Background: Few studies of acute depression care have examined the provision of psychotherapy or combined treatment in addition to medication management. This study examined acute phase depression treatment in the VA healthcare system, including measures of medication treatment (MT), psychotherapy (PT), and combined treatment (CT = MT plus PT). Both low level care (receipt of any MT, PT, or CT, but all below guideline levels) as well as guideline concordant care (GC MT, PT, and CT) were examined.

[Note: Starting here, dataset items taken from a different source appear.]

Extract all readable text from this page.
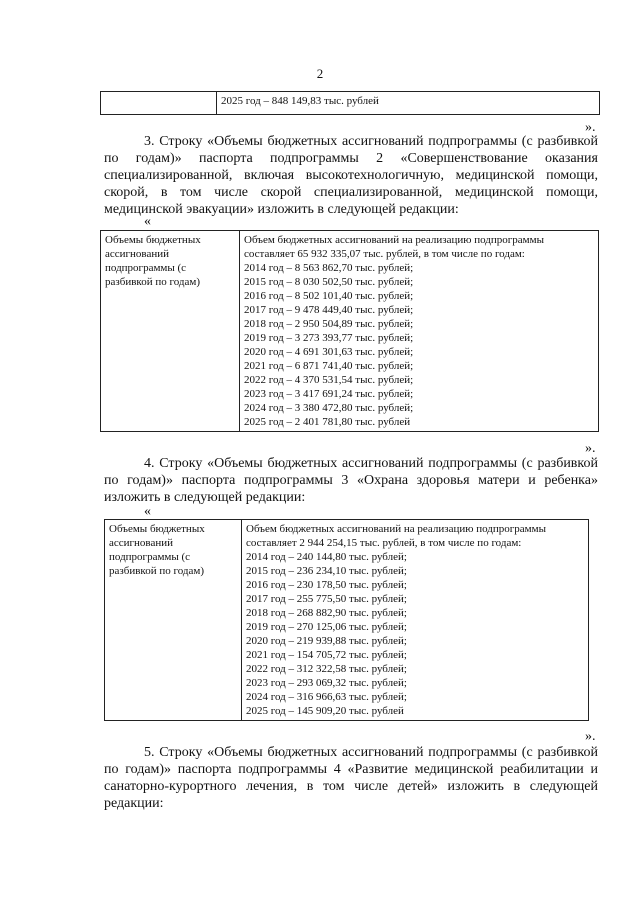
2
	2025 год – 848 149,83 тыс. рублей
».

3. Строку «Объемы бюджетных ассигнований подпрограммы (с разбивкой по годам)» паспорта подпрограммы 2 «Совершенствование оказания специализированной, включая высокотехнологичную, медицинской помощи, скорой, в том числе скорой специализированной, медицинской помощи, медицинской эвакуации» изложить в следующей редакции:

«
Объемы бюджетных ассигнований подпрограммы (с разбивкой по годам)	
Объем бюджетных ассигнований на реализацию подпрограммы составляет 65 932 335,07 тыс. рублей, в том числе по годам:
2014 год – 8 563 862,70 тыс. рублей;
2015 год – 8 030 502,50 тыс. рублей;
2016 год – 8 502 101,40 тыс. рублей;
2017 год – 9 478 449,40 тыс. рублей;
2018 год – 2 950 504,89 тыс. рублей;
2019 год – 3 273 393,77 тыс. рублей;
2020 год – 4 691 301,63 тыс. рублей;
2021 год – 6 871 741,40 тыс. рублей;
2022 год – 4 370 531,54 тыс. рублей;
2023 год – 3 417 691,24 тыс. рублей;
2024 год – 3 380 472,80 тыс. рублей;
2025 год – 2 401 781,80 тыс. рублей
».

4. Строку «Объемы бюджетных ассигнований подпрограммы (с разбивкой по годам)» паспорта подпрограммы 3 «Охрана здоровья матери и ребенка» изложить в следующей редакции:

«
Объемы бюджетных ассигнований подпрограммы (с разбивкой по годам)	
Объем бюджетных ассигнований на реализацию подпрограммы составляет 2 944 254,15 тыс. рублей, в том числе по годам:
2014 год – 240 144,80 тыс. рублей;
2015 год – 236 234,10 тыс. рублей;
2016 год – 230 178,50 тыс. рублей;
2017 год – 255 775,50 тыс. рублей;
2018 год – 268 882,90 тыс. рублей;
2019 год – 270 125,06 тыс. рублей;
2020 год – 219 939,88 тыс. рублей;
2021 год – 154 705,72 тыс. рублей;
2022 год – 312 322,58 тыс. рублей;
2023 год – 293 069,32 тыс. рублей;
2024 год – 316 966,63 тыс. рублей;
2025 год – 145 909,20 тыс. рублей
».

5. Строку «Объемы бюджетных ассигнований подпрограммы (с разбивкой по годам)» паспорта подпрограммы 4 «Развитие медицинской реабилитации и санаторно-курортного лечения, в том числе детей» изложить в следующей редакции:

Methods: The sample included 41,412 patients with new depression diagnoses. Analyses examined the relationship between demographics and psychiatric comorbidities (eg, substance use disorders, post-traumatic stress disorder, depression with both substance use disorders and post-traumatic stress disorder) and receipt of each type of care (low level and guideline concordant MT, PT, and CT).
Results: The majority (75%) received at least some treatment, with 35% of the sample receiving guideline concordant care (particularly GC MT). Those with psychiatric comorbidities generally were more likely to receive GC care, older veterans were less likely to receive each type of care, and African Americans were less likely to receive GC MT but more likely to receive GC PT and GC CT than whites.
Conclusions: Although it is difficult to benchmark, the VA overall seems similar or better than the private sector in providing guideline concordant acute phase treatment for its depressed patients. The majority of veterans received some acute phase depression treatment, but only a minority seem to receive guideline concordant care (particularly PT and CT).